Ainsi, d’ici 2030, la taxe serait de 47 centimes pour 100 grammes de bœuf, de 36 centimes pour le porc et 17 centimes pour le poulet. L’idée est d’introduire cette taxe, progressive, d’ici deux ans pour atteindre une baisse de 67 % de la consommation de bœuf dans l’Union européenne en 2030, de 57 % pour le porc et 30 % pour le poulet. Le prix d'un steak de boeuf augmenterait ainsi de 25 % en 10 ans. Au total, les ONG, qui se basent sur un rapport du cabinet CE Delft, estiment à 32 milliards d’euros la somme générée chaque année.
"Une taxe équitable"
La moitié serait reversée aux agriculteurs pour les aider à réaliser leur transition écologique. Et pour ne pas rejouer l’échec de la taxe sur les carburants qui a déclenché les manifestations des Gilets jaunes, la TAPP Coalition estime souhaitable "que la taxe soit équitable et n’entraîne pas une charge financière disproportionnée pour les ménages à faible revenu". Ces derniers bénéficieraient de 20 % de la redistribution de cette taxe. Un tiers serait dédié à une baisse de la TVA sur les fruits et légumes et le reste financera des programmes d’aides aux pays en développement.

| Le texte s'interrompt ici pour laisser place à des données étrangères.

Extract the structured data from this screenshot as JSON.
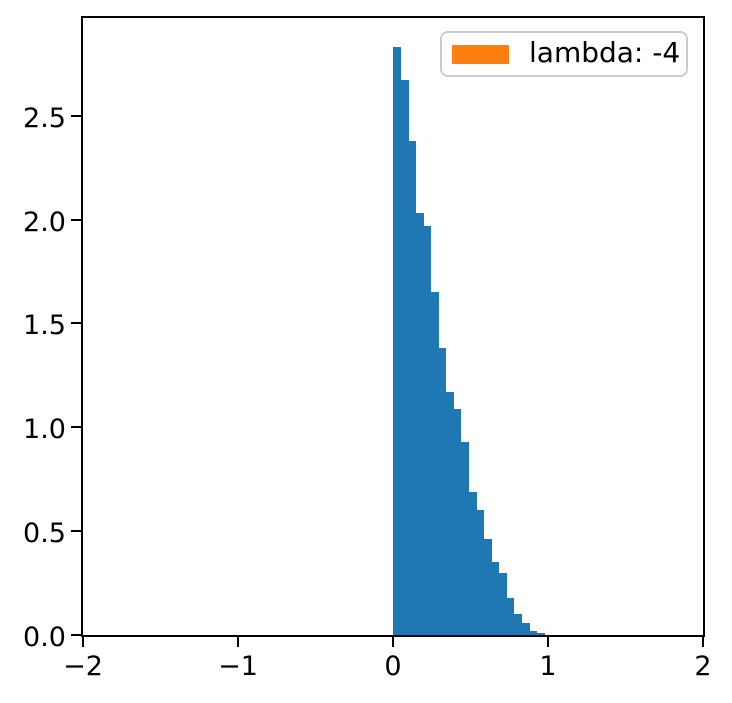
{
  "chart_data": {
    "type": "bar",
    "subtype": "histogram",
    "title": "",
    "xlabel": "",
    "ylabel": "",
    "bar_color": "#1f77b4",
    "axis_color": "#000000",
    "background_color": "#ffffff",
    "grid": false,
    "legend_position": "upper-right",
    "legend": [
      {
        "label": "lambda: -4",
        "color": "#ff7f0e"
      }
    ],
    "xlim": [
      -2,
      2
    ],
    "ylim": [
      0,
      2.97
    ],
    "bins": {
      "start": 0,
      "width": 0.04875,
      "count": 20,
      "end": 0.975
    },
    "values": [
      2.83,
      2.67,
      2.38,
      2.03,
      1.97,
      1.65,
      1.38,
      1.17,
      1.09,
      0.93,
      0.69,
      0.6,
      0.46,
      0.35,
      0.3,
      0.18,
      0.1,
      0.06,
      0.02,
      0.01
    ],
    "x_ticks": [
      {
        "value": -2,
        "label": "−2"
      },
      {
        "value": -1,
        "label": "−1"
      },
      {
        "value": 0,
        "label": "0"
      },
      {
        "value": 1,
        "label": "1"
      },
      {
        "value": 2,
        "label": "2"
      }
    ],
    "y_ticks": [
      {
        "value": 0.0,
        "label": "0.0"
      },
      {
        "value": 0.5,
        "label": "0.5"
      },
      {
        "value": 1.0,
        "label": "1.0"
      },
      {
        "value": 1.5,
        "label": "1.5"
      },
      {
        "value": 2.0,
        "label": "2.0"
      },
      {
        "value": 2.5,
        "label": "2.5"
      }
    ]
  }
}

Cette proposition a reçu le soutien de quelques eurodéputés au Parlement européen. "L'inclusion du coût environnemental des protéines animales dans le prix est un élément crucial pour atteindre les objectifs de l'UE en matière de climat, de biodiversité, de santé publique et de bien-être animal", a déclaré au Guardian le professeur Pier Vellinga de l'Université de Wageningen aux Pays-Bas et président de la Tapp Coalition. "Nous avons maintenant une dynamique unique avec le Green deal de l'UE", a réagi Oscar de Schutter, ancien rapporteur spécial des Nations Unies sur le droit à l'alimentation.
Cette proposition a été dénoncée par les premiers concernés, les éleveurs. "Une taxation sur la viande, c’est la mort de l’élevage", a prévenu sur LCI Jean-Pierre Fleury, président du groupe de travail "viande bovine" des organisations et coopératives agricoles de l’Union européenne (Copa-Cogeca). "Ce que les ONG proposent, dans une stratégie plus large, c’est de détruire l’élevage européen", croit-il.